Asking your team to share their stories of how they got to where they are today, can be an incredibly effective way of making them feel connected (more to come in a future blog post).
Alternatively, some prompts for your volunteer groups could be:
How did you end up living or working where you are?
Did you study or live abroad?
Talk about your family or siblings - what experiences are common? How did your family shape who you are and what you’re doing today?
Have you ever made a career change? What was it, and how did you do it?
Why did you choose to volunteer here? Where else have you volunteered, and what were those experiences like?
These common topics are places we can find relatability and points of intersection. Listening to others share their experiences and offering our own in return creates a sense of community that is hard to force.

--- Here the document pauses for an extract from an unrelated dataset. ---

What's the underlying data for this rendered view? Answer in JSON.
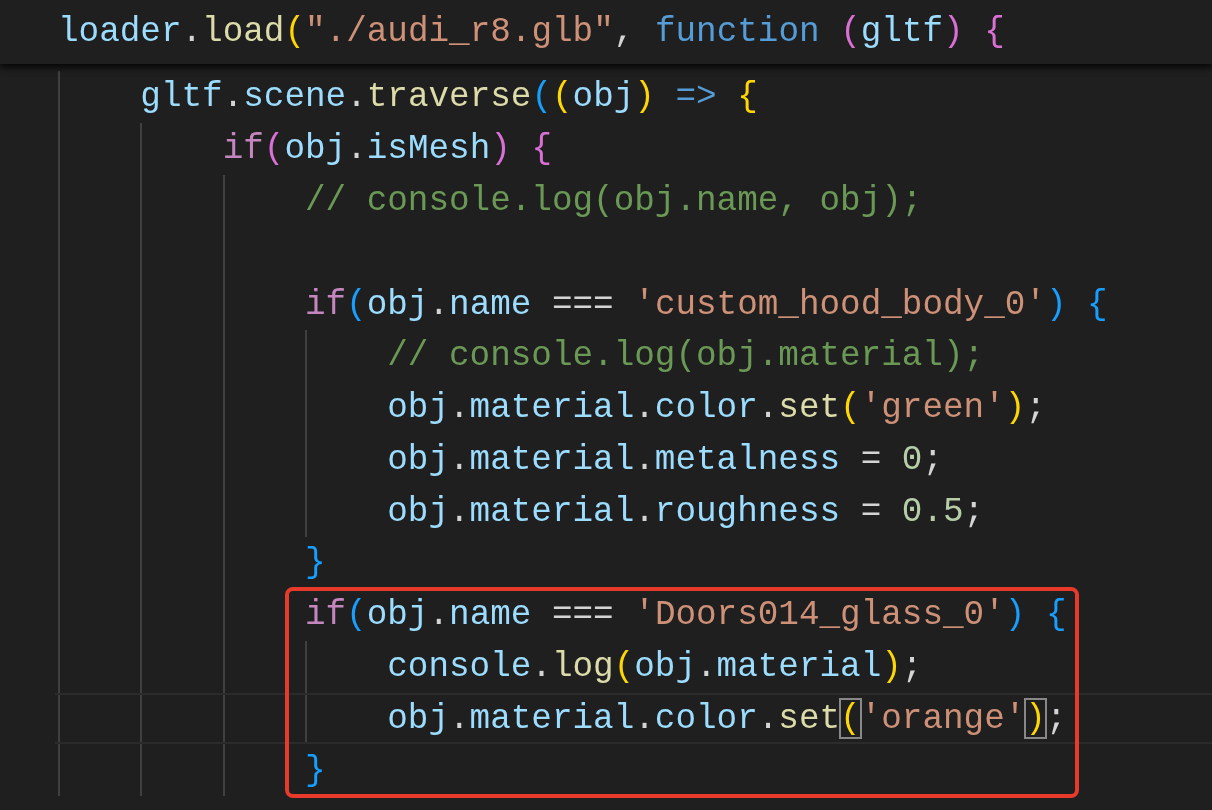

Community-building is a conversation
We create community by identifying our shared values and mission, making space for people to show up and help out, and collectively working out our disagreements. It’s a reciprocal process that benefits everyone involved. Networks of families, networks of international students, of volunteers and supporters and colleagues: they’re all built and sustained in similar ways.
When it works, we win together. When it doesn’t—well, nobody could say it better than Toby Ziegler in The West Wing:
We're a group. We're a team. From the President and Leo on through, we're a team. We win together, we lose together. We celebrate and we mourn together. And defeats are softened and victories sweeter because we did them together... You're my guys and I'm yours... and there's nothing I wouldn't do for you.